Zimbabwe: 2025 Budget to Build Resilience - Prof Ncube

5 November 2024

The 2025 national Budget will focus on building resilience to deepen structural economic transformation and consolidate gains achieved under the National Development Strategy 1 (NDS1), Treasury has said.

With the economy now expected to record a two percent growth this year, down because of the severe drought from the initial forecast of 3,5 percent, Treasury is expecting a rebound next year of six percent on account of agricultural sector recovery.

Finance, Economic Development and Investment Promotion Minister Professor Mthuli Ncube, while delivering a lecture at the Zimbabwe National Defence College in Harare yesterday, said the Budget would seek to strengthen the economy so that it becomes resistant to most domestic and foreign shocks.

"We are focusing on resilience because we have been impacted by climate changes this year, so investing in sectors like irrigation, more in drought-resilient seeds and cropping, conservation agriculture in the form of Pfumvudza/Intwasa, and also focusing on insurance products for farmers: all those are key aspects of building resilience," he said.

While the Budget cuts across different sectors, agriculture investments remained key, hence, more focus would go towards supporting water infrastructure and also building resilience in terms of environmental protection for the country to benefit more from its natural resources.

Treasury would also invest in building currency resilience to anchor growth and stability, while also making sure exports grow, given the currency is backed by precious metals and foreign currency reserves.

Prof Ncube said while agriculture was the only sector recording negative growth this year, the rest of the economy was in positive growth.

"The ICT sector, tourism, and accommodation are growing above 10 percent. But also, we expect agriculture to lead the recovery next year when we are expecting good rains. We expect the sector to grow at about 13 percent (in a positive direction), and none of the sectors will record a negative rate of growth. So next year, we expect the economy to grow at six percent more than full recovery," he said.

Prof Ncube said so far during the period of NDS1 (2021-2025), the economy had been growing at an average of 6,5 percent, hence, should be able to meet the average growth target of 5,5 percent quite easily.

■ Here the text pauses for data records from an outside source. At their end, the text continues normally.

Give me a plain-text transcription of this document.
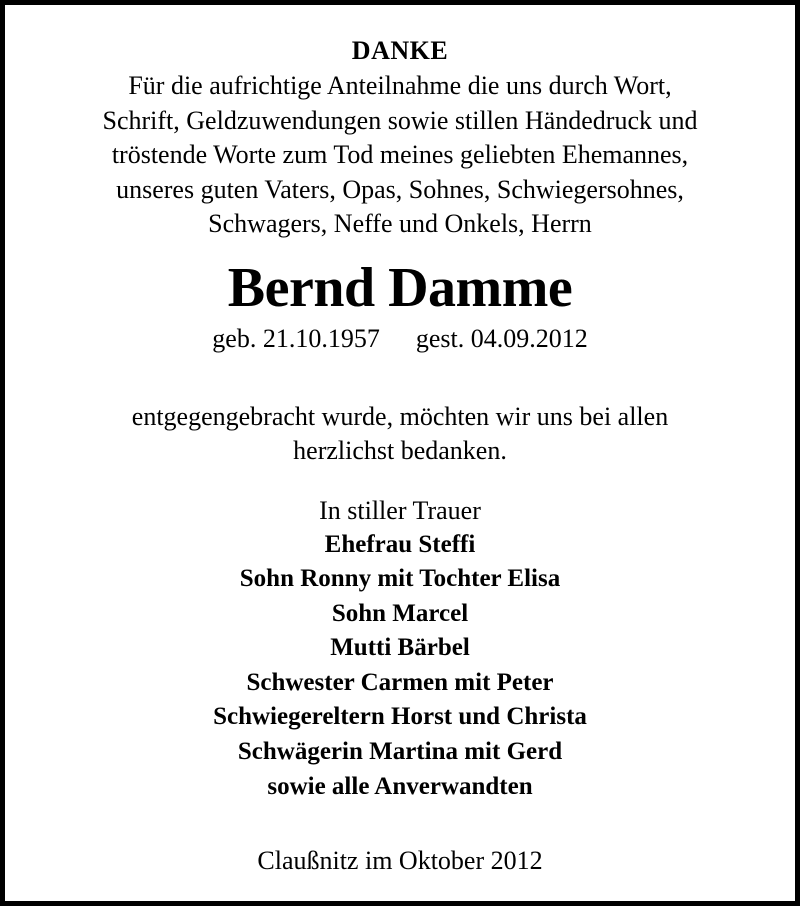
DANKE
Für die aufrichtige Anteilnahme die uns durch Wort,
Schrift, Geldzuwendungen sowie stillen Händedruck und
tröstende Worte zum Tod meines geliebten Ehemannes,
unseres guten Vaters, Opas, Sohnes, Schwiegersohnes,
Schwagers, Neffe und Onkels, Herrn
Bernd Damme
geb. 21.10.1957 gest. 04.09.2012
entgegengebracht wurde, möchten wir uns bei allen
herzlichst bedanken.
In stiller Trauer
Ehefrau Steffi
Sohn Ronny mit Tochter Elisa
Sohn Marcel
Mutti Bärbel
Schwester Carmen mit Peter
Schwiegereltern Horst und Christa
Schwägerin Martina mit Gerd
sowie alle Anverwandten
Claußnitz im Oktober 2012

"That is our target for us to reach middle-income status by the year 2030. Of course, we have five more years to go, and under NDS2 (2026-2030), but we are again determined that we will be able to meet that average rate of growth," he said.

Prof Ncube said Zimbabwe had done well in terms of managing its external balances, supported by growth in exports in sectors like mining and growth in remittances by the diaspora.

He said the two sectors had driven the country's current account position compared to other imports and other outflows.

"In the last six years, we have had a very positive current account surplus. Our estimate for this year was that the current account surplus was likely to shrink to about US$45 million, but our latest figures are showing a much better position because we have seen an increase in gold earnings, and we now could be as much as US$100 million in terms of the current account," Prof Ncube said.